沈羽自是隨她停下了。他立著的姿態優雅,芝蘭玉樹,眉目卻極是英挺,有著男子的英武之氣,卻非是武夫的勇莽,而自有一分世家貴氣。

“沈公子此來玉家,何事?”玉雪簫神情寧和,卻收起了方才場面上的笑意,顯得風姿傲然,清冷如玉。

“呵,在下是慕名而來,想見四小姐一面罷了。”沈羽微笑從容,目光真誠,“四小姐何必如此冷淡?”

“沈家讓你來此,還是你想要來此?”她並不理會,依舊是冷淡以對。

“都有。”沈羽答覆得倒也誠實,“家事與私事,皆是要應對處置的。”

“為悔婚?”她聲音平靜,語氣近乎陳述,望向他的眼睛。

“這……”沈羽一時語塞,再多的優雅從容這一刻都不起了作用,不知該如何應對,“四小姐何出此言?”

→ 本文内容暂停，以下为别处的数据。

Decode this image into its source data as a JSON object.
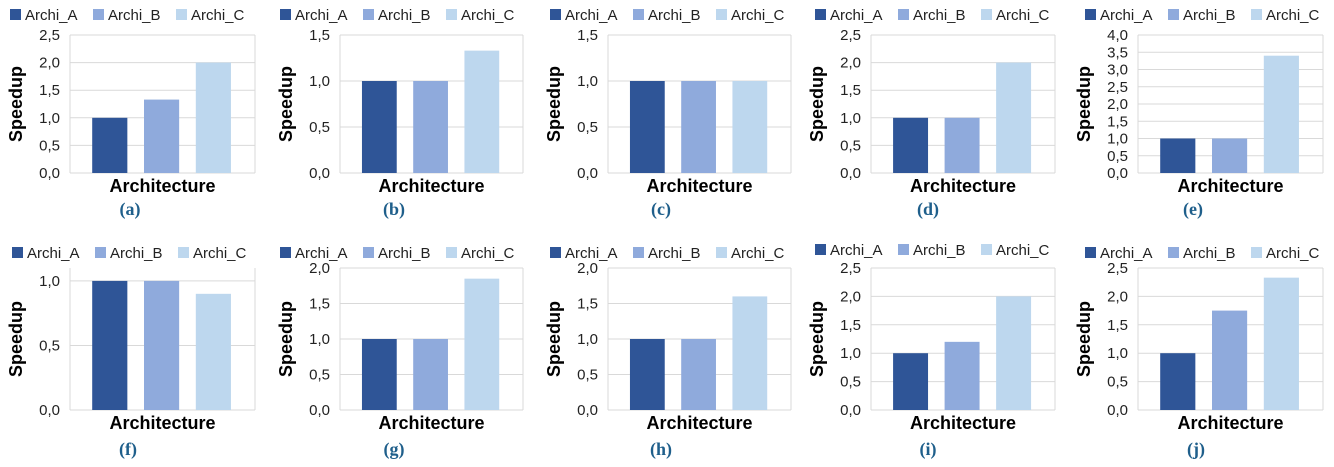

“想來如今沈家該是聽了不少流言蜚語,若說悔婚倒也正常。”她似是說著與己無關之事,平靜冷漠,“只是,不知是如何的悔婚?”

“四小姐這斷言,早了些吧。”沈羽脫口而出,自己倒立在原地怔了怔,想再說些什麽,卻覺得嗓子幹澀,說不出話。

“早?”玉雪簫輕笑,卻帶著冷意,微微搖頭道,“沈公子不妨直言,是與不是。”

“是。”沈羽沈默了一瞬,便是承認得幹脆。

他確實是來悔婚的,悔婚的原因倒也確實是因為流言。來時他一路都在思考著如何完美地將此事解決,使得兩邊都不至於丟了臉面,盤算著如何能讓家族得到最大的利益。至於這位從未見面,傳言中極是厲害的玉家嫡女,風華冷傲的玉家四小姐,他倒不是那般關心。傳言總是有些虛假的,總會有些過分誇大的事實。他交友甚廣,身邊嫡出的世家子弟自是不少,所謂的見面不如聞名的,也不在少數了。只是如今當真見到這位玉四小姐,倒覺得有些……

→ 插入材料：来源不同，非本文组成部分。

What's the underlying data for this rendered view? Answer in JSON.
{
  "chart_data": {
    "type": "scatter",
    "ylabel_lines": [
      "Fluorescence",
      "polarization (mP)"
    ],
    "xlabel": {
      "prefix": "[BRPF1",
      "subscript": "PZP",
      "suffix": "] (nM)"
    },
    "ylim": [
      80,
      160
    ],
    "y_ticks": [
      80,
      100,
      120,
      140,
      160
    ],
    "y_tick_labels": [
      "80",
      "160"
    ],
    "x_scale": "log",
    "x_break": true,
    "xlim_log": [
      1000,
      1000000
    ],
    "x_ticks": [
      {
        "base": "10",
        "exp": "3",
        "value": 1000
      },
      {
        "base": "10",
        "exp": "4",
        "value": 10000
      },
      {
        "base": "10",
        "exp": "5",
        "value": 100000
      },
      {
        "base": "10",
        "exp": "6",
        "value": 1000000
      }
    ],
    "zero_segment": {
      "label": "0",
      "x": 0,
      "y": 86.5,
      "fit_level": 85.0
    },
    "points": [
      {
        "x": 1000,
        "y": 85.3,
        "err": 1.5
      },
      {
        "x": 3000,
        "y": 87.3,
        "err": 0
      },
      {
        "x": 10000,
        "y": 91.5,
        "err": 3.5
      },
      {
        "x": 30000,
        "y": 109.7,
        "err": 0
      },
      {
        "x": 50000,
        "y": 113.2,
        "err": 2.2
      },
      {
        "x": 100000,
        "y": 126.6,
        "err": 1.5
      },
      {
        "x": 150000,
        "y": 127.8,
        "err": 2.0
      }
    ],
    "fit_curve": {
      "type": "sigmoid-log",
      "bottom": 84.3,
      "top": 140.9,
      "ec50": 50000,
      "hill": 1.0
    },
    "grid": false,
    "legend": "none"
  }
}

“沈公子此來,是為悔婚,只是不知,是與玉家悔婚,”她頓了頓,目光平靜如深夜的海,不可見底,自沈羽身上一掃而過,繼續道,“還是只是與我玉雪簫悔婚?”

如驚雷炸響在腦海,沈羽自沈思中驚醒,此刻還有些反應不及而看向她。她迎著日光,燦爛的光輝正映照著她的面龐,淡金的溫暖的陽光落在她身上卻顯出了無端的冷意,而她的眼眸深處,似有光芒一閃,極是冰冷與鋒銳。

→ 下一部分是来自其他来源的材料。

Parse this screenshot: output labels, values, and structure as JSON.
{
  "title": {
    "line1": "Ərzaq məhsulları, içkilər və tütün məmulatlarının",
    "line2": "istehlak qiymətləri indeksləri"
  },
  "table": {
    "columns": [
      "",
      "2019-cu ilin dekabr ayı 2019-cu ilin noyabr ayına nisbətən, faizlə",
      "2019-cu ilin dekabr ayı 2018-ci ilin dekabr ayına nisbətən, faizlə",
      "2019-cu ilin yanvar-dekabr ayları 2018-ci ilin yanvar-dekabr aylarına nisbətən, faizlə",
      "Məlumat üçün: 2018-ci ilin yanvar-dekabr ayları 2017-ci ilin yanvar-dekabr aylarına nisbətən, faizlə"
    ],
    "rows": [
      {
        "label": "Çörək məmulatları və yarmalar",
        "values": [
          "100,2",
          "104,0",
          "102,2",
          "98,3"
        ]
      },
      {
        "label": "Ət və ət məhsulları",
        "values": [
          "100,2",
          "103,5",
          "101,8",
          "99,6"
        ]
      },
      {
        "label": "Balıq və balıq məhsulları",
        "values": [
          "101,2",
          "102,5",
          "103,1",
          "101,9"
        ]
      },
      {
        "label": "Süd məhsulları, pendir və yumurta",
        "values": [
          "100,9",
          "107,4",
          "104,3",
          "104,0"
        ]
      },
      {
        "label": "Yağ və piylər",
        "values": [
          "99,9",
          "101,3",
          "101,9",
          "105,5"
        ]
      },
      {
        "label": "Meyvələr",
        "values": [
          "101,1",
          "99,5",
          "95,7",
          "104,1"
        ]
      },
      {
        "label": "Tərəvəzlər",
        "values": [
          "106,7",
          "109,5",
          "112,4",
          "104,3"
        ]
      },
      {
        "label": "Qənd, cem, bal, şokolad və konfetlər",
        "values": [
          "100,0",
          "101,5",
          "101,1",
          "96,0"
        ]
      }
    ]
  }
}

她怎麽能這般平靜地說出這番話來?她怎麽可以平靜地仿若與己無關?她怎麽可以如此?被退婚是何等顏面盡失的事情,她怎麽可以?

“沈家與玉家聯姻,自是有利益相聯結。”玉雪簫看也不看他滿目震驚,平靜如初道,“再者,聯姻消息早已經傳了出去,若說毀了,怕也是不好的。”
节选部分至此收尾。